Et hasn’t been a good week for the big tech companies in the United States. Amazon, Alphabet, Apple, Microsoft, and Meta had come up with numbers — and investors weren’t thrilled. The prices of the stocks on the stock exchange fell, and violently: More than 950 billion dollars in market capitalization were destroyed. The golden days for the corporations seem to have at least paused, if not ended.
Especially during the pandemic, profits were bubbling up: more people bought online, advertised more, moved more activities to the cloud and communicated more online. In short: all user activities that boosted corporate sales and increased profits.

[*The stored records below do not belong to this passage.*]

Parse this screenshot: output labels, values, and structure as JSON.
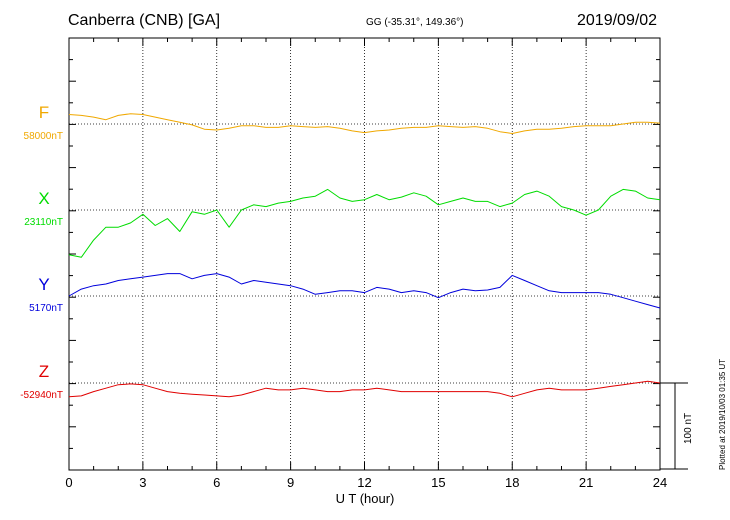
{
  "header": {
    "station": "Canberra (CNB)  [GA]",
    "coords": "GG (-35.31°, 149.36°)",
    "date": "2019/09/02"
  },
  "plotted_note": "Plotted at 2019/10/03 01:35 UT",
  "colors": {
    "F": "#f0a800",
    "X": "#00dc00",
    "Y": "#0000dc",
    "Z": "#e00000"
  },
  "chart_data": {
    "type": "line",
    "title": "Canberra (CNB)  [GA]",
    "xlabel": "U T (hour)",
    "xlim": [
      0,
      24
    ],
    "xticks": [
      0,
      3,
      6,
      9,
      12,
      15,
      18,
      21,
      24
    ],
    "xtick_labels": [
      "0",
      "3",
      "6",
      "9",
      "12",
      "15",
      "18",
      "21",
      "24"
    ],
    "scale_bar_label": "100 nT",
    "scale_bar_nT": 100,
    "grid": true,
    "series": [
      {
        "name": "F",
        "baseline_label": "58000nT",
        "baseline_nT": 58000,
        "x": [
          0,
          0.5,
          1,
          1.5,
          2,
          2.5,
          3,
          3.5,
          4,
          4.5,
          5,
          5.5,
          6,
          6.5,
          7,
          7.5,
          8,
          8.5,
          9,
          9.5,
          10,
          10.5,
          11,
          11.5,
          12,
          12.5,
          13,
          13.5,
          14,
          14.5,
          15,
          15.5,
          16,
          16.5,
          17,
          17.5,
          18,
          18.5,
          19,
          19.5,
          20,
          20.5,
          21,
          21.5,
          22,
          22.5,
          23,
          23.5,
          24
        ],
        "y": [
          58011,
          58010,
          58008,
          58005,
          58010,
          58012,
          58011,
          58008,
          58005,
          58002,
          57999,
          57994,
          57993,
          57995,
          57998,
          57998,
          57996,
          57996,
          57998,
          57997,
          57996,
          57997,
          57995,
          57992,
          57990,
          57992,
          57993,
          57995,
          57996,
          57996,
          57998,
          57997,
          57996,
          57997,
          57995,
          57991,
          57989,
          57992,
          57994,
          57994,
          57995,
          57997,
          57998,
          57998,
          57998,
          58000,
          58002,
          58002,
          58001
        ]
      },
      {
        "name": "X",
        "baseline_label": "23110nT",
        "baseline_nT": 23110,
        "x": [
          0,
          0.5,
          1,
          1.5,
          2,
          2.5,
          3,
          3.5,
          4,
          4.5,
          5,
          5.5,
          6,
          6.5,
          7,
          7.5,
          8,
          8.5,
          9,
          9.5,
          10,
          10.5,
          11,
          11.5,
          12,
          12.5,
          13,
          13.5,
          14,
          14.5,
          15,
          15.5,
          16,
          16.5,
          17,
          17.5,
          18,
          18.5,
          19,
          19.5,
          20,
          20.5,
          21,
          21.5,
          22,
          22.5,
          23,
          23.5,
          24
        ],
        "y": [
          23058,
          23055,
          23075,
          23090,
          23090,
          23095,
          23105,
          23092,
          23100,
          23085,
          23108,
          23105,
          23110,
          23090,
          23110,
          23116,
          23114,
          23118,
          23120,
          23124,
          23126,
          23134,
          23124,
          23120,
          23122,
          23128,
          23122,
          23125,
          23130,
          23126,
          23116,
          23120,
          23124,
          23120,
          23120,
          23114,
          23118,
          23128,
          23132,
          23126,
          23114,
          23110,
          23104,
          23110,
          23126,
          23134,
          23132,
          23124,
          23122
        ]
      },
      {
        "name": "Y",
        "baseline_label": "5170nT",
        "baseline_nT": 5170,
        "x": [
          0,
          0.5,
          1,
          1.5,
          2,
          2.5,
          3,
          3.5,
          4,
          4.5,
          5,
          5.5,
          6,
          6.5,
          7,
          7.5,
          8,
          8.5,
          9,
          9.5,
          10,
          10.5,
          11,
          11.5,
          12,
          12.5,
          13,
          13.5,
          14,
          14.5,
          15,
          15.5,
          16,
          16.5,
          17,
          17.5,
          18,
          18.5,
          19,
          19.5,
          20,
          20.5,
          21,
          21.5,
          22,
          22.5,
          23,
          23.5,
          24
        ],
        "y": [
          5170,
          5178,
          5182,
          5184,
          5188,
          5190,
          5192,
          5194,
          5196,
          5196,
          5190,
          5194,
          5196,
          5192,
          5184,
          5188,
          5186,
          5184,
          5182,
          5178,
          5172,
          5174,
          5176,
          5176,
          5174,
          5180,
          5178,
          5174,
          5176,
          5174,
          5168,
          5174,
          5178,
          5176,
          5177,
          5180,
          5194,
          5188,
          5182,
          5176,
          5174,
          5174,
          5174,
          5174,
          5172,
          5168,
          5164,
          5160,
          5156
        ]
      },
      {
        "name": "Z",
        "baseline_label": "-52940nT",
        "baseline_nT": -52940,
        "x": [
          0,
          0.5,
          1,
          1.5,
          2,
          2.5,
          3,
          3.5,
          4,
          4.5,
          5,
          5.5,
          6,
          6.5,
          7,
          7.5,
          8,
          8.5,
          9,
          9.5,
          10,
          10.5,
          11,
          11.5,
          12,
          12.5,
          13,
          13.5,
          14,
          14.5,
          15,
          15.5,
          16,
          16.5,
          17,
          17.5,
          18,
          18.5,
          19,
          19.5,
          20,
          20.5,
          21,
          21.5,
          22,
          22.5,
          23,
          23.5,
          24
        ],
        "y": [
          -52956,
          -52955,
          -52950,
          -52946,
          -52942,
          -52941,
          -52942,
          -52946,
          -52950,
          -52952,
          -52953,
          -52954,
          -52955,
          -52956,
          -52954,
          -52950,
          -52946,
          -52948,
          -52948,
          -52946,
          -52948,
          -52950,
          -52950,
          -52948,
          -52948,
          -52946,
          -52948,
          -52950,
          -52950,
          -52950,
          -52950,
          -52950,
          -52950,
          -52950,
          -52950,
          -52952,
          -52956,
          -52952,
          -52948,
          -52946,
          -52948,
          -52948,
          -52948,
          -52946,
          -52944,
          -52942,
          -52940,
          -52938,
          -52940
        ]
      }
    ]
  }
}
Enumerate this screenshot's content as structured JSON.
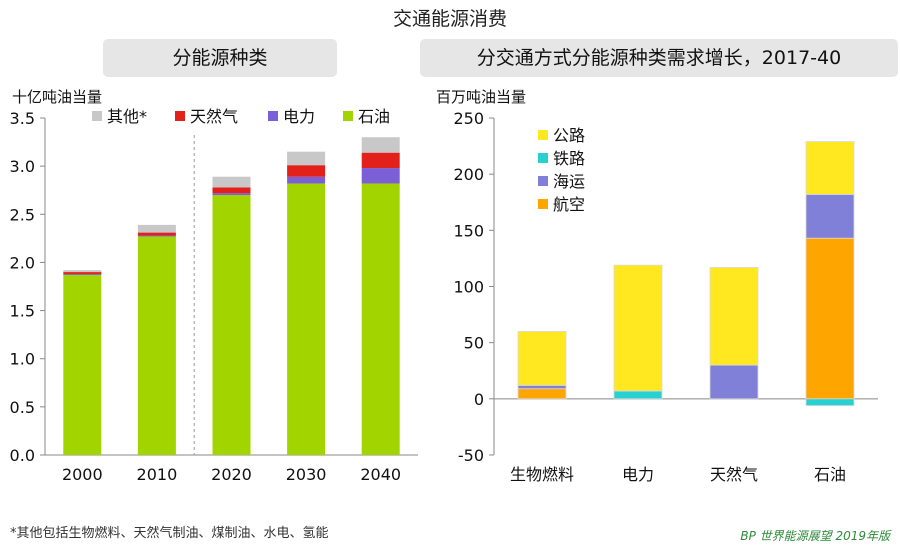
{
  "title": "交通能源消费",
  "footnote": "*其他包括生物燃料、天然气制油、煤制油、水电、氢能",
  "source": "BP 世界能源展望 2019年版",
  "colors": {
    "oil": "#a2d400",
    "electricity": "#7b5fd6",
    "gas": "#e2221a",
    "other": "#c8c8c8",
    "road": "#ffe81f",
    "rail": "#27d1d1",
    "marine": "#8080d8",
    "aviation": "#ffa500",
    "source_green": "#2e8b3a"
  },
  "chart_data": [
    {
      "type": "bar",
      "stacked": true,
      "title": "分能源种类",
      "ylabel": "十亿吨油当量",
      "xlabel": "",
      "categories": [
        "2000",
        "2010",
        "2020",
        "2030",
        "2040"
      ],
      "ylim": [
        0,
        3.5
      ],
      "yticks": [
        "0.0",
        "0.5",
        "1.0",
        "1.5",
        "2.0",
        "2.5",
        "3.0",
        "3.5"
      ],
      "grid": false,
      "legend_position": "top",
      "divider_after_category": "2010",
      "legend": [
        "其他*",
        "天然气",
        "电力",
        "石油"
      ],
      "series": [
        {
          "name": "石油",
          "color_key": "oil",
          "values": [
            1.87,
            2.27,
            2.7,
            2.82,
            2.82
          ]
        },
        {
          "name": "电力",
          "color_key": "electricity",
          "values": [
            0.01,
            0.01,
            0.02,
            0.07,
            0.16
          ]
        },
        {
          "name": "天然气",
          "color_key": "gas",
          "values": [
            0.02,
            0.03,
            0.06,
            0.12,
            0.16
          ]
        },
        {
          "name": "其他*",
          "color_key": "other",
          "values": [
            0.02,
            0.08,
            0.11,
            0.14,
            0.16
          ]
        }
      ]
    },
    {
      "type": "bar",
      "stacked": true,
      "title": "分交通方式分能源种类需求增长，2017-40",
      "ylabel": "百万吨油当量",
      "xlabel": "",
      "categories": [
        "生物燃料",
        "电力",
        "天然气",
        "石油"
      ],
      "ylim": [
        -50,
        250
      ],
      "yticks": [
        "-50",
        "0",
        "50",
        "100",
        "150",
        "200",
        "250"
      ],
      "grid": false,
      "legend_position": "top-left",
      "legend": [
        "公路",
        "铁路",
        "海运",
        "航空"
      ],
      "series": [
        {
          "name": "航空",
          "color_key": "aviation",
          "values": [
            9,
            0,
            0,
            143
          ]
        },
        {
          "name": "海运",
          "color_key": "marine",
          "values": [
            3,
            0,
            30,
            39
          ]
        },
        {
          "name": "铁路",
          "color_key": "rail",
          "values": [
            0,
            7,
            0,
            -6
          ]
        },
        {
          "name": "公路",
          "color_key": "road",
          "values": [
            48,
            112,
            87,
            47
          ]
        }
      ]
    }
  ]
}
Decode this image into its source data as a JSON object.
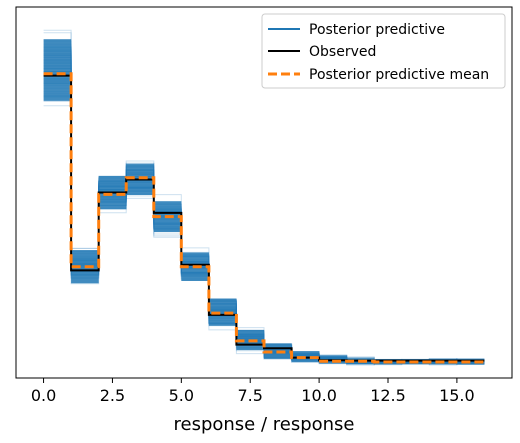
{
  "chart_data": {
    "type": "line",
    "title": "",
    "xlabel": "response / response",
    "ylabel": "",
    "xlim": [
      -1.0,
      17.0
    ],
    "ylim": [
      0.0,
      1.0
    ],
    "x_ticks": [
      {
        "value": 0.0,
        "label": "0.0"
      },
      {
        "value": 2.5,
        "label": "2.5"
      },
      {
        "value": 5.0,
        "label": "5.0"
      },
      {
        "value": 7.5,
        "label": "7.5"
      },
      {
        "value": 10.0,
        "label": "10.0"
      },
      {
        "value": 12.5,
        "label": "12.5"
      },
      {
        "value": 15.0,
        "label": "15.0"
      }
    ],
    "y_ticks_shown": false,
    "grid": false,
    "legend_position": "upper right",
    "legend": [
      {
        "label": "Posterior predictive",
        "color": "#1f77b4",
        "style": "solid"
      },
      {
        "label": "Observed",
        "color": "#000000",
        "style": "solid"
      },
      {
        "label": "Posterior predictive mean",
        "color": "#ff7f0e",
        "style": "dashed"
      }
    ],
    "bin_edges": [
      0,
      1,
      2,
      3,
      4,
      5,
      6,
      7,
      8,
      9,
      10,
      11,
      12,
      13,
      14,
      15,
      16
    ],
    "series": [
      {
        "name": "Observed",
        "color": "#000000",
        "values": [
          0.815,
          0.29,
          0.5,
          0.535,
          0.445,
          0.305,
          0.17,
          0.09,
          0.08,
          0.055,
          0.048,
          0.047,
          0.047,
          0.047,
          0.047,
          0.047
        ]
      },
      {
        "name": "Posterior predictive mean",
        "color": "#ff7f0e",
        "values": [
          0.82,
          0.3,
          0.495,
          0.54,
          0.435,
          0.3,
          0.175,
          0.1,
          0.07,
          0.055,
          0.045,
          0.045,
          0.043,
          0.043,
          0.043,
          0.043
        ]
      }
    ],
    "posterior_predictive": {
      "name": "Posterior predictive",
      "color": "#1f77b4",
      "lower": [
        0.7,
        0.23,
        0.43,
        0.47,
        0.37,
        0.24,
        0.12,
        0.06,
        0.04,
        0.035,
        0.033,
        0.033,
        0.033,
        0.033,
        0.033,
        0.033
      ],
      "upper": [
        0.96,
        0.37,
        0.57,
        0.6,
        0.5,
        0.36,
        0.235,
        0.145,
        0.105,
        0.08,
        0.065,
        0.058,
        0.055,
        0.055,
        0.055,
        0.055
      ]
    }
  }
}
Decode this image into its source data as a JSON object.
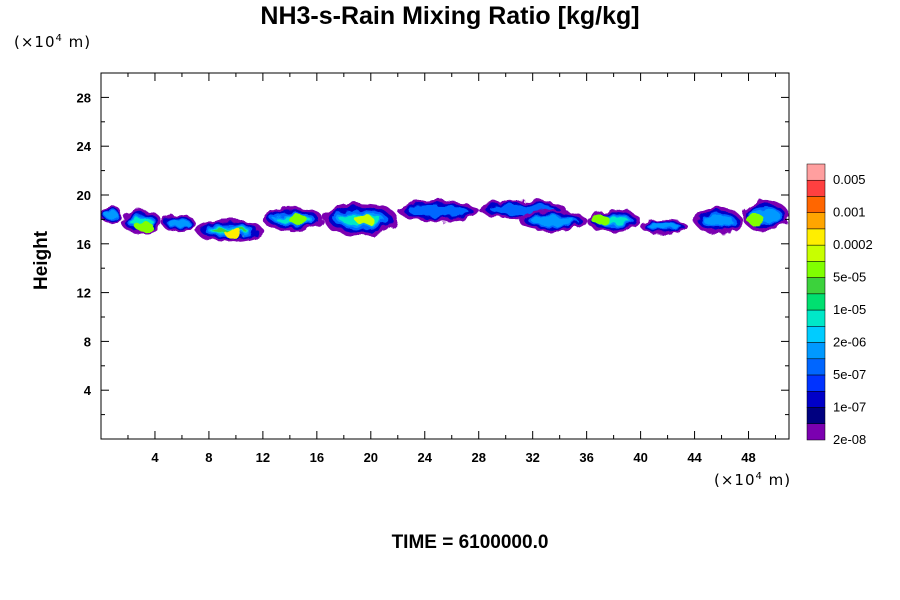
{
  "chart_data": {
    "type": "heatmap",
    "title": "NH3-s-Rain Mixing Ratio [kg/kg]",
    "ylabel": "Height",
    "x_unit": "(×10",
    "x_unit_exp": "4",
    "x_unit_end": " m)",
    "y_unit": "(×10",
    "y_unit_exp": "4",
    "y_unit_end": " m)",
    "xlim": [
      0,
      51
    ],
    "ylim": [
      0,
      30
    ],
    "x_ticks": [
      4,
      8,
      12,
      16,
      20,
      24,
      28,
      32,
      36,
      40,
      44,
      48
    ],
    "y_ticks": [
      4,
      8,
      12,
      16,
      20,
      24,
      28
    ],
    "x_tick_labels": [
      "4",
      "8",
      "12",
      "16",
      "20",
      "24",
      "28",
      "32",
      "36",
      "40",
      "44",
      "48"
    ],
    "y_tick_labels": [
      "4",
      "8",
      "12",
      "16",
      "20",
      "24",
      "28"
    ],
    "colorbar": {
      "colors": [
        "#ff9f9f",
        "#ff4040",
        "#ff6600",
        "#ffa500",
        "#ffee00",
        "#c8ff00",
        "#80ff00",
        "#3cd23c",
        "#00e070",
        "#00e8c8",
        "#00ccff",
        "#0099ff",
        "#0066ff",
        "#0033ff",
        "#0000c8",
        "#000080",
        "#7b00b0"
      ],
      "labels": [
        "0.005",
        "0.001",
        "0.0002",
        "5e-05",
        "1e-05",
        "2e-06",
        "5e-07",
        "1e-07",
        "2e-08"
      ]
    },
    "bands": [
      {
        "x0": 0.0,
        "x1": 1.5,
        "ylow": 17.6,
        "yhigh": 19.2,
        "level": 3
      },
      {
        "x0": 1.5,
        "x1": 4.5,
        "ylow": 16.8,
        "yhigh": 18.8,
        "level": 4
      },
      {
        "x0": 4.5,
        "x1": 7.0,
        "ylow": 17.0,
        "yhigh": 18.4,
        "level": 3
      },
      {
        "x0": 7.0,
        "x1": 12.0,
        "ylow": 16.2,
        "yhigh": 18.0,
        "level": 5
      },
      {
        "x0": 12.0,
        "x1": 16.5,
        "ylow": 17.0,
        "yhigh": 19.0,
        "level": 4
      },
      {
        "x0": 16.5,
        "x1": 22.0,
        "ylow": 16.6,
        "yhigh": 19.4,
        "level": 4
      },
      {
        "x0": 22.0,
        "x1": 28.0,
        "ylow": 17.8,
        "yhigh": 19.6,
        "level": 2
      },
      {
        "x0": 28.0,
        "x1": 34.5,
        "ylow": 18.0,
        "yhigh": 19.6,
        "level": 2
      },
      {
        "x0": 31.0,
        "x1": 36.0,
        "ylow": 17.0,
        "yhigh": 18.8,
        "level": 3
      },
      {
        "x0": 36.0,
        "x1": 40.0,
        "ylow": 17.0,
        "yhigh": 18.8,
        "level": 4
      },
      {
        "x0": 40.0,
        "x1": 43.5,
        "ylow": 16.8,
        "yhigh": 18.0,
        "level": 3
      },
      {
        "x0": 44.0,
        "x1": 47.5,
        "ylow": 16.8,
        "yhigh": 19.0,
        "level": 3
      },
      {
        "x0": 47.5,
        "x1": 51.0,
        "ylow": 17.0,
        "yhigh": 19.6,
        "level": 3
      }
    ],
    "cores": [
      {
        "x": 3.2,
        "y": 17.4,
        "level": 4
      },
      {
        "x": 9.8,
        "y": 16.9,
        "level": 6
      },
      {
        "x": 14.6,
        "y": 18.0,
        "level": 4
      },
      {
        "x": 19.5,
        "y": 18.0,
        "level": 5
      },
      {
        "x": 37.0,
        "y": 18.0,
        "level": 4
      },
      {
        "x": 48.5,
        "y": 18.0,
        "level": 4
      }
    ]
  },
  "time_label": "TIME = 6100000.0"
}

Now it is developing in the opposite direction: the global economic climate is cooling down noticeably. Cost pressure is increasing, as are interest rates. The corporations are suffering from the strong dollar, which is reducing foreign earnings. Although the current numbers are good, investors are expecting more – and the outlook for the coming months is particularly disappointing. Hopes that tech companies would be better able to fight inflation and weaker growth have been dashed. Even the cloud business and the digital advertising business, both of which were considered resilient, have taken a significant hit. These are the reactions to the balance sheets.
At Microsoft, the figures were better than expected: the revenues were $50.1 billion, an increase of eleven percent and thus better than analysts had expected. However, weaker growth is expected for the current quarter, and many business areas are paralyzed. The share price then fell from around $250 to around $225.
The Google parent company Alphabet also lost on a similar scale. The course fell from around $105 to $92. Operating profit of $17.14 billion and sales of $69.09 billion were below market expectations. Advertising money in particular was not flowing as plentifully as it had recently. Analysts criticize that Alphabet is not making any major efforts to save money, quite the opposite. In the past three months, 13,000 people have been hired, one of the largest hiring drives ever, despite a recent internal call from Alphabet CEO Sundar Pichai that the company needs to be “more focused” on its spending.
Almost all disappoint with their numbers
Amazon disappointed investors on Thursday with a weak sales forecast for the fourth quarter of the year – sales are expected to come in at just $140 billion, rather than the $155 billion forecast by analysts. The cloud business in particular is weakening – similar to Microsoft – as customers tried to curb their spending. Here, too, prices fell from around $120 to around $100.
Meta was hit the hardest though. The share price collapsed from around $130 to around $100, so the paper is now 75 percent below its high. Meta shocked investors. After all, profits fell by 52 percent to $4.4 billion. In addition, a lot of money is invested in the so-called metaverse, but the chances of success are uncertain.
Only Apple managed not to disappoint investors and to exceed analysts’ expectations. Bottom line, profit increased slightly to $21 billion. Apple is thus breaking away from developments at other tech giants, which are being hit by falling advertising spending or economic concerns. However, the stock fell slightly in after-hours trading.
Is this the permanent end of the boom?
Some, like economics professor Ken French, are already anticipating an end to the long-standing boom. In a long-term study, he proved that there were always phases in which so-called value titles dominated and phases in which so-called growth titles dominated. The English word “value” means “value”, such stocks have a stable profit development, above-average profitability and a good market position – an example is Coca-Cola. “Growth” means “growth” in plain English, and this refers to stocks such as tech stocks that show above-average growth. According to French, growth stocks are now converging on value stocks.
Some growth stocks could become value stocks, and others could even disappear from the scene altogether. Meta, for example, is not even represented among the 20 largest companies. This is a normal development, you only have to look at the world’s largest stocks over time, where there is a constant coming and going.